Not too long ago, I bristled when Andrew Bacevich carelessly observed that "The Long War has been good to Dr. [David] Kilcullen."
Good in what sense, I wanted to ask? Professionally? Or personally?
Many of the people who have benefited the most professionally from the war on terror and the wars in Iraq and Afghanistan have suffered the most personally. Hidden from the public view are the marriages broken, the close friends lost, and the traumas experienced.
Ghaith Abdul-Ahad has, over the past six years, become one of the most essential journalists in the English language. Named Britain's most outstanding foreign journalist last year, Ghaith grew up in Baghdad, deserted from Saddam's army, and taught himself English through the BBC World Service.
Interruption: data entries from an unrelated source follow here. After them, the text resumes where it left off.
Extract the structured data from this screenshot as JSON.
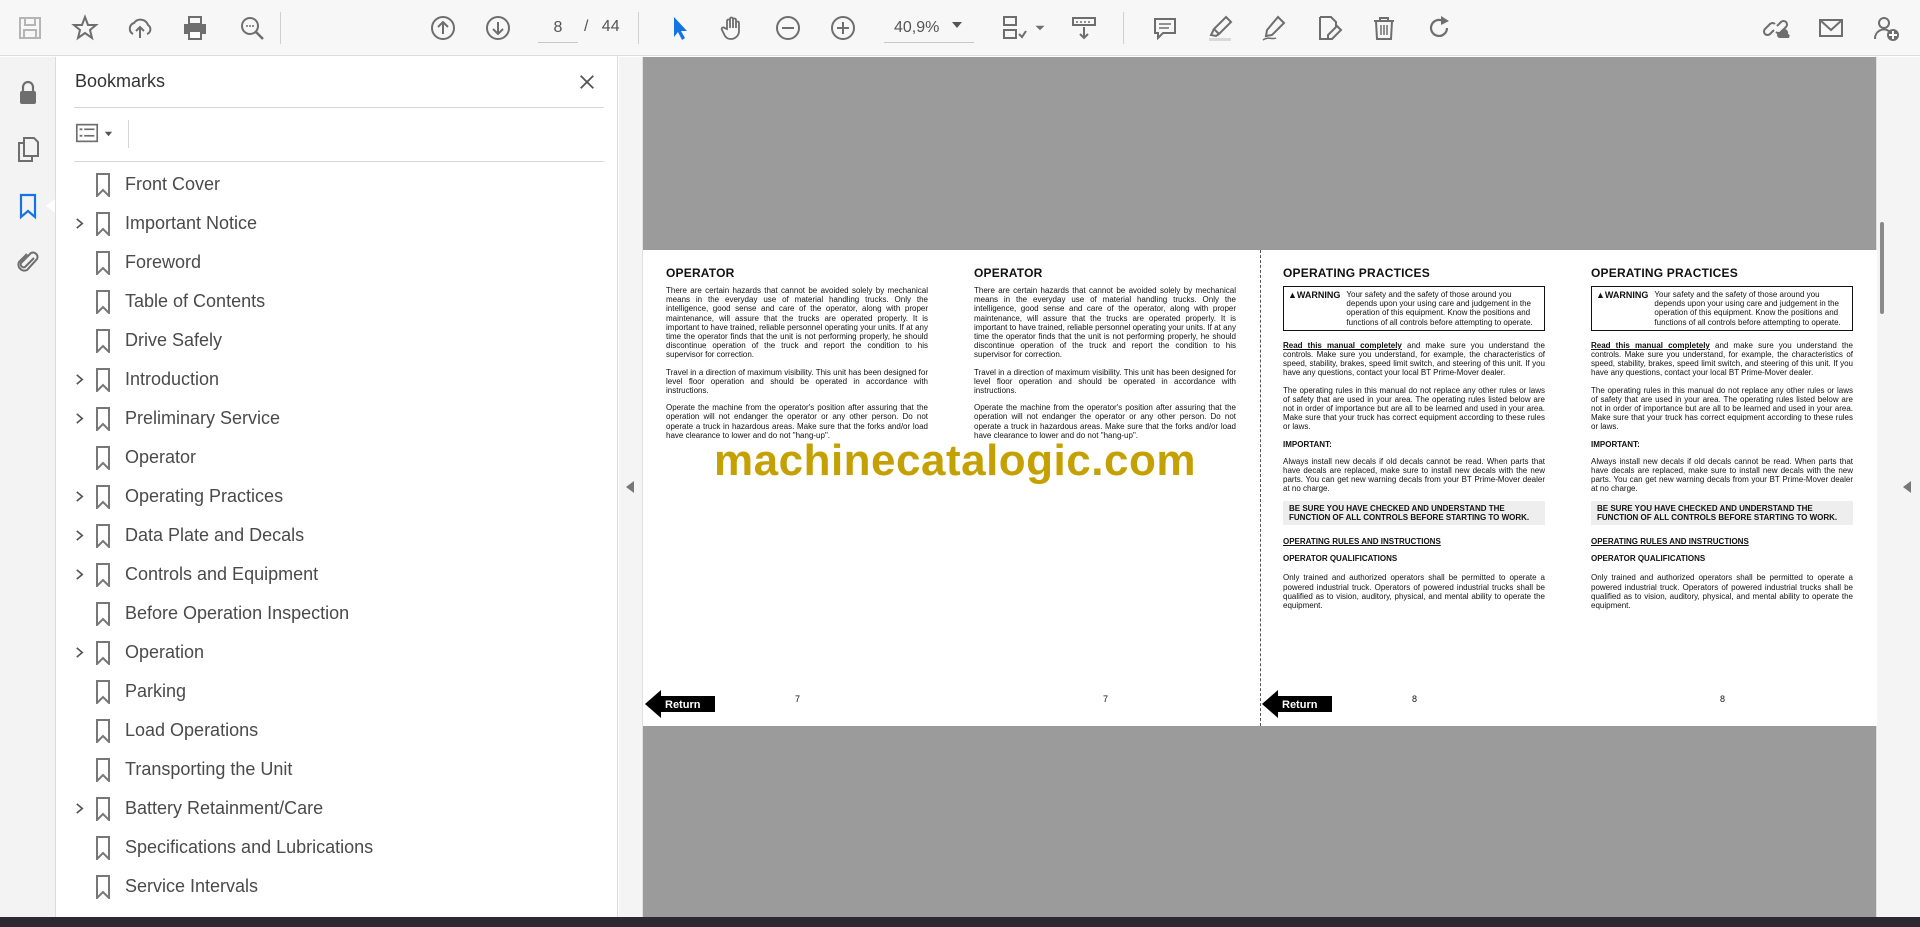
{
  "toolbar": {
    "page_current": "8",
    "page_separator": "/",
    "page_total": "44",
    "zoom": "40,9%",
    "icons": [
      "save-icon",
      "star-icon",
      "upload-icon",
      "print-icon",
      "find-icon",
      "page-up-icon",
      "page-down-icon",
      "select-cursor-icon",
      "hand-icon",
      "zoom-out-icon",
      "zoom-in-icon",
      "page-layout-icon",
      "scroll-mode-icon",
      "comment-icon",
      "highlight-icon",
      "sign-icon",
      "edit-pdf-icon",
      "delete-icon",
      "redo-icon",
      "share-link-icon",
      "email-icon",
      "add-user-icon"
    ]
  },
  "rail": {
    "icons": [
      "lock-icon",
      "pages-icon",
      "bookmark-icon",
      "attachment-icon"
    ]
  },
  "bookmarks": {
    "title": "Bookmarks",
    "items": [
      {
        "label": "Front Cover",
        "expandable": false
      },
      {
        "label": "Important Notice",
        "expandable": true
      },
      {
        "label": "Foreword",
        "expandable": false
      },
      {
        "label": "Table of Contents",
        "expandable": false
      },
      {
        "label": "Drive Safely",
        "expandable": false
      },
      {
        "label": "Introduction",
        "expandable": true
      },
      {
        "label": "Preliminary Service",
        "expandable": true
      },
      {
        "label": "Operator",
        "expandable": false
      },
      {
        "label": "Operating Practices",
        "expandable": true
      },
      {
        "label": "Data Plate and Decals",
        "expandable": true
      },
      {
        "label": "Controls and Equipment",
        "expandable": true
      },
      {
        "label": "Before Operation Inspection",
        "expandable": false
      },
      {
        "label": "Operation",
        "expandable": true
      },
      {
        "label": "Parking",
        "expandable": false
      },
      {
        "label": "Load Operations",
        "expandable": false
      },
      {
        "label": "Transporting the Unit",
        "expandable": false
      },
      {
        "label": "Battery Retainment/Care",
        "expandable": true
      },
      {
        "label": "Specifications and Lubrications",
        "expandable": false
      },
      {
        "label": "Service Intervals",
        "expandable": false
      }
    ]
  },
  "document": {
    "operator": {
      "heading": "OPERATOR",
      "p1": "There are certain hazards that cannot be avoided solely by mechanical means in the everyday use of material handling trucks. Only the intelligence, good sense and care of the operator, along with proper maintenance, will assure that the trucks are operated properly. It is important to have trained, reliable personnel operating your units. If at any time the operator finds that the unit is not performing properly, he should discontinue operation of the truck and report the condition to his supervisor for correction.",
      "p2": "Travel in a direction of maximum visibility. This unit has been designed for level floor operation and should be operated in accordance with instructions.",
      "p3": "Operate the machine from the operator's position after assuring that the operation will not endanger the operator or any other person. Do not operate a truck in hazardous areas. Make sure that the forks and/or load have clearance to lower and do not \"hang-up\".",
      "page_number": "7"
    },
    "practices": {
      "heading": "OPERATING PRACTICES",
      "warning_label": "WARNING",
      "warning_text": "Your safety and the safety of those around you depends upon your using care and judgement in the operation of this equipment. Know the positions and functions of all controls before attempting to operate.",
      "p1_lead": "Read this manual completely",
      "p1_rest": " and make sure you understand the controls. Make sure you understand, for example, the characteristics of speed, stability, brakes, speed limit switch, and steering of this unit. If you have any questions, contact your local BT Prime-Mover dealer.",
      "p2": "The operating rules in this manual do not replace any other rules or laws of safety that are used in your area. The operating rules listed below are not in order of importance but are all to be learned and used in your area. Make sure that your truck has correct equipment according to these rules or laws.",
      "important": "IMPORTANT:",
      "p3": "Always install new decals if old decals cannot be read. When parts that have decals are replaced, make sure to install new decals with the new parts. You can get new warning decals from your BT Prime-Mover dealer at no charge.",
      "callout": "BE SURE YOU HAVE CHECKED AND UNDERSTAND THE FUNCTION OF ALL CONTROLS BEFORE STARTING TO WORK.",
      "rules_heading": "OPERATING RULES AND INSTRUCTIONS",
      "qual_heading": "OPERATOR QUALIFICATIONS",
      "p4": "Only trained and authorized operators shall be permitted to operate a powered industrial truck. Operators of powered industrial trucks shall be qualified as to vision, auditory, physical, and mental ability to operate the equipment.",
      "page_number": "8"
    },
    "return_label": "Return",
    "watermark": "machinecatalogic.com"
  },
  "colors": {
    "accent_blue": "#1473e6",
    "icon_gray": "#6e6e6e",
    "doc_background": "#9b9b9b",
    "watermark": "#c4a000"
  }
}
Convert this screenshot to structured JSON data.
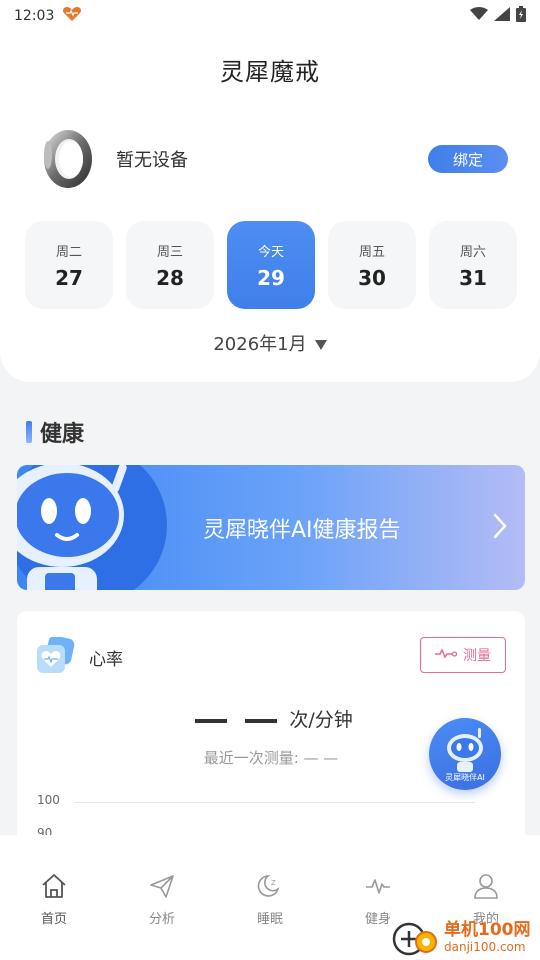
{
  "status_bar": {
    "time": "12:03"
  },
  "header": {
    "title": "灵犀魔戒"
  },
  "device": {
    "status": "暂无设备",
    "bind_label": "绑定"
  },
  "days": [
    {
      "name": "周二",
      "num": "27"
    },
    {
      "name": "周三",
      "num": "28"
    },
    {
      "name": "今天",
      "num": "29"
    },
    {
      "name": "周五",
      "num": "30"
    },
    {
      "name": "周六",
      "num": "31"
    }
  ],
  "month": "2026年1月",
  "health": {
    "section_title": "健康",
    "banner_text": "灵犀晓伴AI健康报告"
  },
  "heart_rate": {
    "title": "心率",
    "measure_label": "测量",
    "unit": "次/分钟",
    "last_label": "最近一次测量: — —",
    "ticks": [
      "100",
      "90"
    ]
  },
  "ai_fab_label": "灵犀晓伴AI",
  "tabs": [
    {
      "label": "首页"
    },
    {
      "label": "分析"
    },
    {
      "label": "睡眠"
    },
    {
      "label": "健身"
    },
    {
      "label": "我的"
    }
  ],
  "watermark": {
    "title": "单机100网",
    "url": "danji100.com"
  },
  "colors": {
    "accent": "#3f7fe9",
    "measure": "#e86a8e",
    "watermark": "#e56a1a"
  }
}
He told me a story once of reading Charles Tripp's history of Iraq concealed in a newspaper at an outdoor cafe in Baghdad where he, a deserter, sat just two tables over from a pair of mukhabarat. In international journalism, Ghaith is a rock star. The guy embedded during the battle of Fallujah ... on the other side. But when a journalist based in London started screaming at me at the end of a long dinner party in Beirut this fall for having served in Iraq, it was Ghaith who stood up for me. Not because he agreed with the war -- but because he believed that no matter how late it happened to be and no matter how much wine had been drunk, certain manners should not be tossed aside. I was his guest, and he was having none of it.
But Ghaith has returned to Baghdad for the Guardian and has filed a series of haunting reports on a city lost to sectarianism. Ghaith is a proud Baghdadi, and he has discovered that there is no such thing left in Iraq. And I get the sense that Ghaith would gladly trade all his laurels and successes for the chance to come home to a city less broken.